The film turns out to be genuinely good at both sides of the equation, with fights and battle scenes of a quality not always found in peplums. Ferroni must have had a rather high budget for the genre, too, for the battle scenes and fights actually feature a decent amount of combatants and horses (some of which may or may not come from library footage, but if so, it’s excellently integrated) involved in what looks like actual fight choreography.
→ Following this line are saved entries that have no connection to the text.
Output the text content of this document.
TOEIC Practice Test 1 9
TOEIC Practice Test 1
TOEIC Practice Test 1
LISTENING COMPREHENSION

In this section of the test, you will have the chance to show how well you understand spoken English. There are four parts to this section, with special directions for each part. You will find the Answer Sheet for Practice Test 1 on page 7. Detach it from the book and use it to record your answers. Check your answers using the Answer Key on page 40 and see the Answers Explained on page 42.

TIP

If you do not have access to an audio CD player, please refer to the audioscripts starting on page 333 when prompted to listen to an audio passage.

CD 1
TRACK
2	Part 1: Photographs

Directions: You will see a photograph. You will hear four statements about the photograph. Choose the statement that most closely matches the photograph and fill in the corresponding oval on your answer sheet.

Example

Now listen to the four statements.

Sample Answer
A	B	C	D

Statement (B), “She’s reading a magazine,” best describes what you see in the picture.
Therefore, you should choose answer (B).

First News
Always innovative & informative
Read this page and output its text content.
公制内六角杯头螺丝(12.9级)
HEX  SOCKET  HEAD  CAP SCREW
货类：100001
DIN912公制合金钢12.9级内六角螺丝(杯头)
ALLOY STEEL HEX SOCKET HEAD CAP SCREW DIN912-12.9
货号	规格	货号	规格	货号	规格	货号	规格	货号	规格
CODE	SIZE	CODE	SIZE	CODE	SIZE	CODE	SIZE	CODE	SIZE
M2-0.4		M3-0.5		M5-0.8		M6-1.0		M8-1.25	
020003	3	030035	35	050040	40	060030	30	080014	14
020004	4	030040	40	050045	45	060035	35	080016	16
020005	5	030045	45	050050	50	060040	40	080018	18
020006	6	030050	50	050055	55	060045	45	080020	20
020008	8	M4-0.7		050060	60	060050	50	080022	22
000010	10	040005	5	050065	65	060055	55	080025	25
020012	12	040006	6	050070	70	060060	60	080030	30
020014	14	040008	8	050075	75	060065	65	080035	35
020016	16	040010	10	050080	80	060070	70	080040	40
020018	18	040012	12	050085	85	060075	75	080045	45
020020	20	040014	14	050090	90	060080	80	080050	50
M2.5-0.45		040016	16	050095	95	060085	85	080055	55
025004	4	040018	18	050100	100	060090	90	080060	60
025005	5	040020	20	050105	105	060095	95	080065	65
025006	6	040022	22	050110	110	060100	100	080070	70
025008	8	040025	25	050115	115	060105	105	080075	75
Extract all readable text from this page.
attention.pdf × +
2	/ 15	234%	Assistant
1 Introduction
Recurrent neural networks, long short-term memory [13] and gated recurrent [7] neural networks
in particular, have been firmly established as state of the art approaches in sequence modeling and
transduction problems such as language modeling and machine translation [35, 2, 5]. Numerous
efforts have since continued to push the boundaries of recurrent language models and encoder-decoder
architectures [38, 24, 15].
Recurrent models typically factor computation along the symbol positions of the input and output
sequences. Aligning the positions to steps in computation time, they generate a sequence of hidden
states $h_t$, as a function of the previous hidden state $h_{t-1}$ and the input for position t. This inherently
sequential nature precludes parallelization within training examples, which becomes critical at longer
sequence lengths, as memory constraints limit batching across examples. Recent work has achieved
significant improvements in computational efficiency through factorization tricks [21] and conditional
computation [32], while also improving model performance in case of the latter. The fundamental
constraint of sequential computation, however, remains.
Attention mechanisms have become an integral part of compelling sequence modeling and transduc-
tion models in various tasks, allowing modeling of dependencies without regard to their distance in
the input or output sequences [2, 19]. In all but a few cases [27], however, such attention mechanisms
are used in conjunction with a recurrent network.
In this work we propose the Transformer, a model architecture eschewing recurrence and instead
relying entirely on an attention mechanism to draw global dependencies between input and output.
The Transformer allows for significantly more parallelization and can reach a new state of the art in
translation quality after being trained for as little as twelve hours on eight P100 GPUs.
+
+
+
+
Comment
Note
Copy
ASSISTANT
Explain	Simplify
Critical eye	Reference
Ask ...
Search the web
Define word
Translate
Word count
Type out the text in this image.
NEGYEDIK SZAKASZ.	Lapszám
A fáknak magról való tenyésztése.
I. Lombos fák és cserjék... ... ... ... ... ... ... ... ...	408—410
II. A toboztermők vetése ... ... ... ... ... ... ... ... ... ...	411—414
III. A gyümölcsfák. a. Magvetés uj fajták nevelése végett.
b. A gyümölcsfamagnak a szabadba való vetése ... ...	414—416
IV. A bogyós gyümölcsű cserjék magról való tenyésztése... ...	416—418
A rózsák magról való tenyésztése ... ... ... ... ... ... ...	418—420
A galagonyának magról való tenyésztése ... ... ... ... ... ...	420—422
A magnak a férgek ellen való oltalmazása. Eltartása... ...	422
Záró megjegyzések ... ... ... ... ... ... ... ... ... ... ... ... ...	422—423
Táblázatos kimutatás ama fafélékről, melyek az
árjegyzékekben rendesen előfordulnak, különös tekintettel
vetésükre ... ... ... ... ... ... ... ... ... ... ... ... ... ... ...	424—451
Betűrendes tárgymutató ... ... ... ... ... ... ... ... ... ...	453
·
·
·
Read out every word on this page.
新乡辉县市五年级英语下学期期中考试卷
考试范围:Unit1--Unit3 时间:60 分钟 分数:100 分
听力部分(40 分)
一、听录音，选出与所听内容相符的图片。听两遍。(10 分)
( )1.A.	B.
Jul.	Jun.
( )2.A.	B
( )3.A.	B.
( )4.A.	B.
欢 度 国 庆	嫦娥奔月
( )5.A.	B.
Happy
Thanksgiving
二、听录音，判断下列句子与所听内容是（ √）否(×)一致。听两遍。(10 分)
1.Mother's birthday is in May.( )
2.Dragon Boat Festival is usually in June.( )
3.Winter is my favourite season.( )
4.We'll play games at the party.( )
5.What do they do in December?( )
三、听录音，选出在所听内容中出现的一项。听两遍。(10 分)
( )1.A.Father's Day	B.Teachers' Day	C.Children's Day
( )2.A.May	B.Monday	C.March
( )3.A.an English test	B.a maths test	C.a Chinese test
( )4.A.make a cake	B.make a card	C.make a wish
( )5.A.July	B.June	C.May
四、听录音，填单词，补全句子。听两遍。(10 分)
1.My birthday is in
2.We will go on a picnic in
There’s a good amount of sets and locations, too, and while they aren’t exactly lavish, they also never feel cramped and too much like cardboard, the filmmakers demonstrating a good eye for filming around the holes in the illusion.

And even though the Moloch parts of the film are not quite as plenty as I would have liked, the guy is a perfectly creepy Gothic horror type villain, wearing an excellent creepy mask, cackling while he’s disfiguring women and ranting about wanting to destroy all beauty, and living in a most excellent multi-coloured cave full of women pressing themselves against walls looking intense.

At this point in his career, Gordon Scott had become a very capable leading man too, striking the correct righteous poses for the properly righteous dialogue he gets as the most righteous manly man around, going through the usual stylized romance (with Medea, as if I need to tell anyone who has seen even one of these films) with the proper stylized conviction. He’s also a pretty convincing fencer and screen fighter here, making up for the rather low-powered Hercules he is playing by doing the business of people who aren’t half gods with a nice degree of intensity. Rosalba Neri for her part makes a pretty great evil queen, doing the sexy evil glowering, the increased unhingement, and all the other expected bits of business with fun enthusiasm.


All in all, it’s a pretty wonderful achievement, Ferroni and company turning what could have been a complete dud in the wrong hands into a very fun peplum.